Kempingi w Anglii są na bardzo wysokim poziomie - wszędzie były pokoje do przewijania, oraz tak zwane "family room" albo "parent and child room", gdzie znajdowały się tez wanienki dla dzieci i często zabawki do kąpieli nawet :) No i oczywiście porządny plac zabaw to tez norma.
wróciliśmy. Było super. Miejscówki obie moge polecać z czystym sumieniem.
Agroturystyka - spokój, cisza, własny zacieniony ogródek z grillem, stołem i krzesłami, huśtawką, leżakami. A oprócz tego basen dla wszystkich mieszkańców gospodarstwa (ale tylko raz mieliśmy towarzystwo na basenie) z leżakami, parasolami ...., plac zabaw (troche toporny, ale ujdzie) i mnóstwo żywych atrakcji dla dzieci w postaci stada kóz, pawi, kur i wszędobylskich kotów. Na miejscu można kupić pomidory, jajka, sery, oliwę i wino. Gospodarze - starsi państwo - absolutnie nienarzucający się. Każda grupa gości dysponuje własnym mieszkaniem/domem. Ma też do dyspozycji własny ogródek. Wszystko to znajduje się na dużym terenie, więc ma sie poczucie że jest się na indywidualnych wczasach. Nikt sobei nei wchodzi w drogę. Całość otoczona lasem kasztanowym - jadalne kasztany, z cudnym widokiem na ruiny zamku na sąsiednim wzniesieniu, złote pola, cyprysy i morze w oddali.

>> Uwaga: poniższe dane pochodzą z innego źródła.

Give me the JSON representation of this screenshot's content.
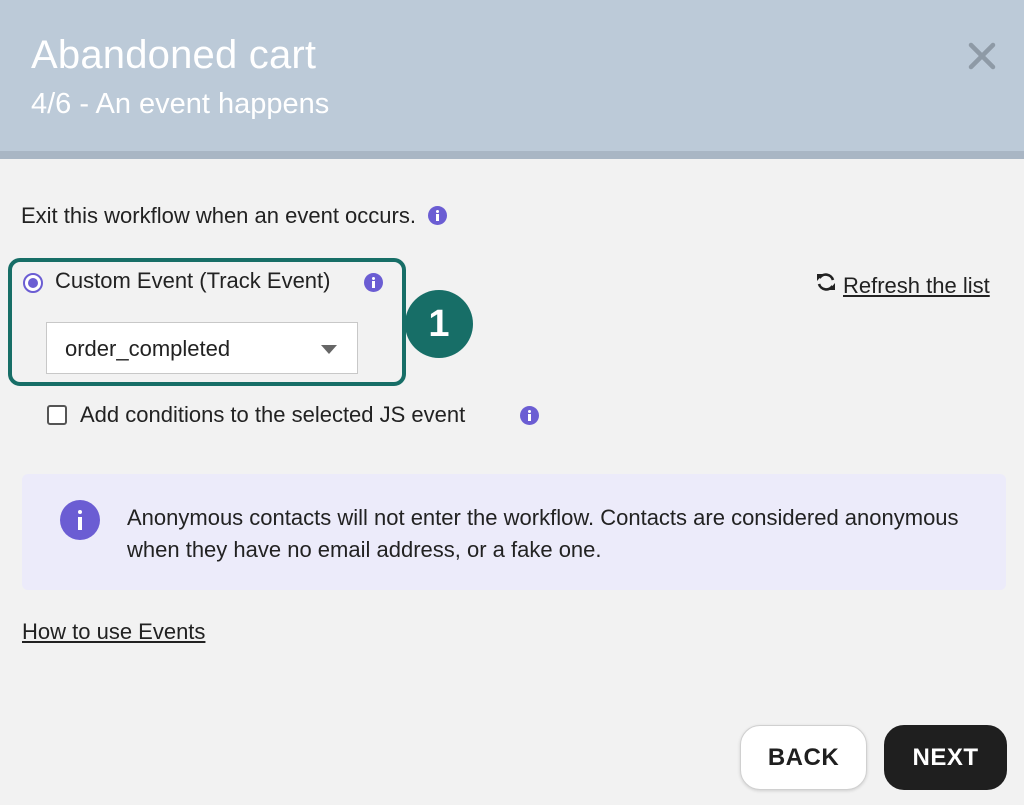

MIeszkanie w starym odnowionym niedawno domu - drewniane sklepienie, stare kamienne podłogi, antyki albo coś na ich kształt, kominek, ale równocześnie podtynkowa armatura w łazience, czyściutko i z klimatem. kuchnia wyposażona. Bardzo fajne miejsce własnie na wyjazd z dziećmi.
Camping też ok, choć oczywiście bardziej gwarno (ale po południu obowiązywała cisza w czasie siesty i był spokój w sam raz na uśpienie dzieci). MIeszkaliśmy w mobile homie - mam wrazenie, że to była zasadzie nówka sztuka. dwie mini sypialenki, część ogólna z aneksem kuchennym i łazienka + duży zadaszony taras ze stołem i krzesłami. W domku klimatyzacja. Akurat trafiliśmy na domek na skraju całego kompleksu domków, więc dodatkowo było spokojniej. Na kempingu był fajny plac zabaw, mini boisko do piłki nożnej i normalne do siatkowej/koszykówki. Była ekipa animatorów, którzy organizowali dzieciom codzienne wieczorne tańce.
Do campingowej plaży był z kilometr pieszo - cześciowo leśną ścieżką częściowo wzdłuż drogi. Plaża piaszczysta dość szeroka, choć obstawiona leżakami i parasolami firmowymi po horyzont, ale w sumie da sie przyzwyczaić.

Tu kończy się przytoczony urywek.